I remember her telling me about the tattoo that she would get for me.  It was that of a dragonfly.  I didn’t understand why she picked this symbol. We had never spoken of dragonflies. I had never expressed an interest in them. Yet this was her choice. She shared the meaning with me as we sat at a table eating a simple meal in a simple place. In hindsight, it was the perfect backdrop. There was nothing to distract me from this moment and with perfect clarity I saw myself through her eyes.

The dragon fly has many meanings….”symbolizes change, self realization, and the understanding of the deeper meaning of life”. In that same moment, I saw myself in a way I hadn’t looked at myself in quite some time and I was reminded that I had let my life get so cluttered that I had stopped allowing myself the time to be still, to really think, to really consider and to write.

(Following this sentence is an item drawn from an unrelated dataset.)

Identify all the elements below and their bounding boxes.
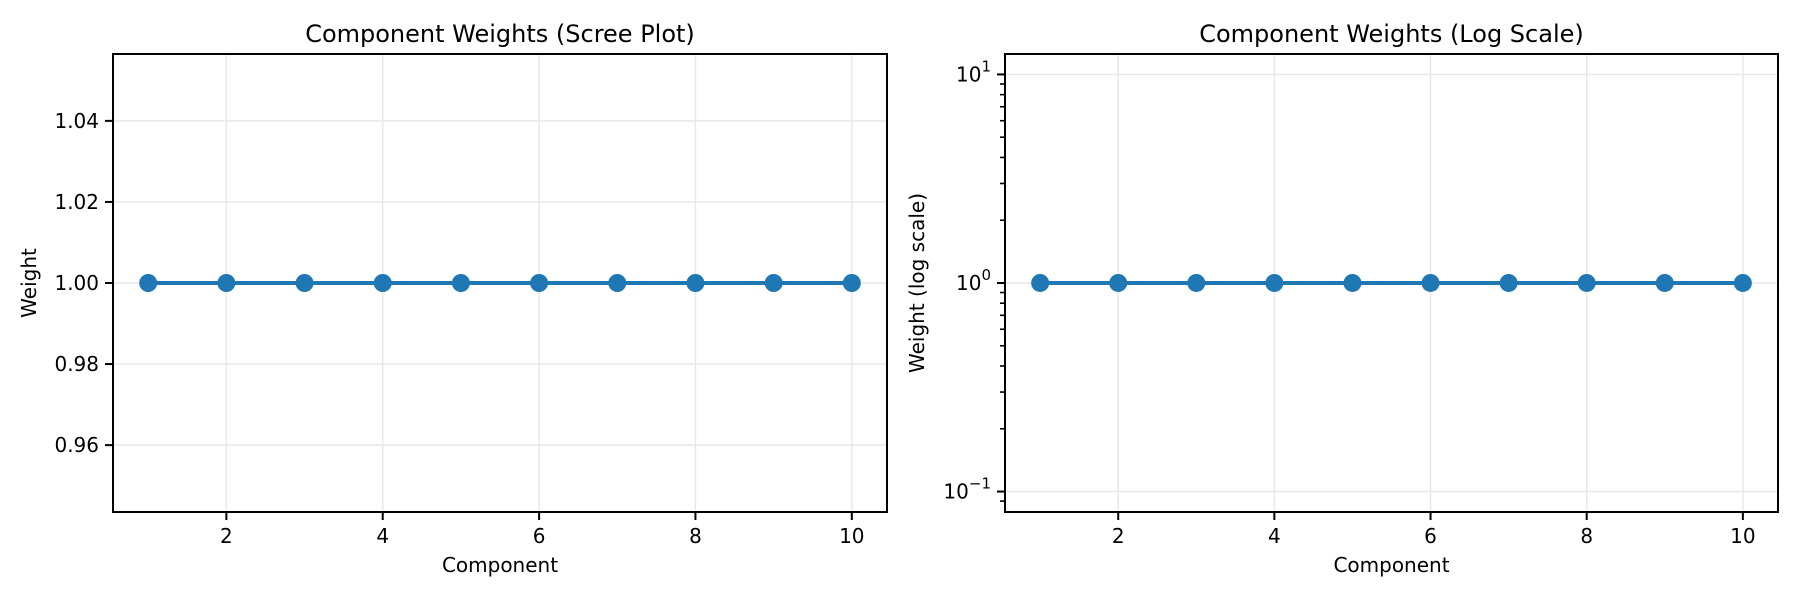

With this reminder in my head, I carried on about the business of living my congested life. I had changed nothing. A few months after she shared the gift of the dragonfly with me, I was letting myself into my room at a hotel where I was staying. Just outside my room, there was a picture of a dragonfly. I stared and stared at it. I believe in fate, things don’t just happen by chance. Here was the Universe giving me a gentle nudge. I took out my phone and snapped a picture of the dragonfly. It’s been 8 months since I took that picture, and with the start of this blog, I finally figured out what it means. There I am reflected in the image of that dragonfly. THERE. I. AM.